Anggaran jumbo itu, dipecah-pecah dalam dalam paket-paket kecil, dengan besaran bervariasi, rata-rata Rp200 juta. Kegiatan pengadaan benih udang vaname dan ikan itu, dilakukan dengan metode pengadaan langsung (PL).
Benih-benih itu, diperuntukan bagi kelompok masyarakat penerima manfaat yang miliki tambak udang dan juga ikan.
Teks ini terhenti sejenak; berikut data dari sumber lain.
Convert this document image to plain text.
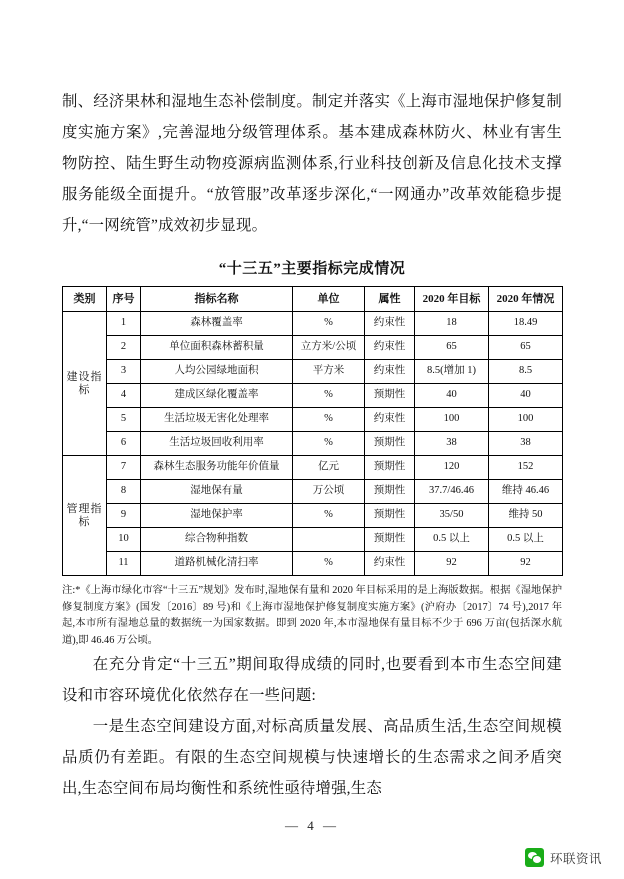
制、经济果林和湿地生态补偿制度。制定并落实《上海市湿地保护修复制度实施方案》,完善湿地分级管理体系。基本建成森林防火、林业有害生物防控、陆生野生动物疫源病监测体系,行业科技创新及信息化技术支撑服务能级全面提升。“放管服”改革逐步深化,“一网通办”改革效能稳步提升,“一网统管”成效初步显现。

“十三五”主要指标完成情况
类别	序号	指标名称	单位	属性	2020 年目标	2020 年情况
建设指标	1	森林覆盖率	%	约束性	18	18.49
	2	单位面积森林蓄积量	立方米/公顷	约束性	65	65
	3	人均公园绿地面积	平方米	约束性	8.5(增加 1)	8.5
	4	建成区绿化覆盖率	%	预期性	40	40
	5	生活垃圾无害化处理率	%	约束性	100	100
	6	生活垃圾回收利用率	%	预期性	38	38
管理指标	7	森林生态服务功能年价值量	亿元	预期性	120	152
	8	湿地保有量	万公顷	预期性	37.7/46.46	维持 46.46
	9	湿地保护率	%	预期性	35/50	维持 50
	10	综合物种指数		预期性	0.5 以上	0.5 以上
	11	道路机械化清扫率	%	约束性	92	92
注:*《上海市绿化市容“十三五”规划》发布时,湿地保有量和 2020 年目标采用的是上海版数据。根据《湿地保护修复制度方案》(国发〔2016〕89 号)和《上海市湿地保护修复制度实施方案》(沪府办〔2017〕74 号),2017 年起,本市所有湿地总量的数据统一为国家数据。即到 2020 年,本市湿地保有量目标不少于 696 万亩(包括深水航道),即 46.46 万公顷。

在充分肯定“十三五”期间取得成绩的同时,也要看到本市生态空间建设和市容环境优化依然存在一些问题:

一是生态空间建设方面,对标高质量发展、高品质生活,生态空间规模品质仍有差距。有限的生态空间规模与快速增长的生态需求之间矛盾突出,生态空间布局均衡性和系统性亟待增强,生态

— 4 —
环联资讯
Namun, terdapat juga paket yang jumlah Rp50 jutaan.
Salah satu penerima manfaat, yakni Kelompok Usaha Tani (KUT) Gampong Udeung di Kecamatan Bandar Baru. Masyarakat di sini, mendapatkan alokasi pengadaan benih ikan lele senilai Rp200 juta.
Kepala Dinas Keluatan dan Perikanan (DKP) Pidie Jaya, Fajri membenarka bahwa, pihaknya mengelola anggaran Rp10 miliar untuk pengadaan benih udang vaname dan ikan. Namun, porsi dana tersebut, merupakan milik anggota dewan yang bersumber dari pokok-pokok pikiran (Pokir) legislatif.
“Iya benar, ada 70 an pekat. Nilainya total Rp10 miliar,” katanya kepada popularitas.com, Jumat 4 September 2026.
“Total anggaranya sekitar Rp 10 miliar lebih, sudah termasuk operasional dinas,” lanjutnya.
Benih maupun pakan hasil pengadaan non tender itu kemudian akan diserahkan ke kelompok masyarakat untuk dilepas atau “dihamburkan” ke dalam air kolam dan tambak sebagai budidaya.
“Iya. Tahun ini ke kolam ada juga, cuma tidak begitu banyak. Yang paling banyak tambak,” ungkapnya.
Untuk proses masyarakat penerima manfaat, pihaknya terlebih dahulu melakukan proses verifikasi. Untuk itu, para petugas lapangan akan melaukan pengecekan di lapangan nantinya.
“Nanti ada yang turun ke lapangan, cek lokasi dan juga penerima manfaat,” sebutnya.
Dari total anggaran tersebut, saat ini prosesnya sedang berlangsung untuk seluruh pengadaan benih, baik udang vaname maupun ikan, demikian Fajri.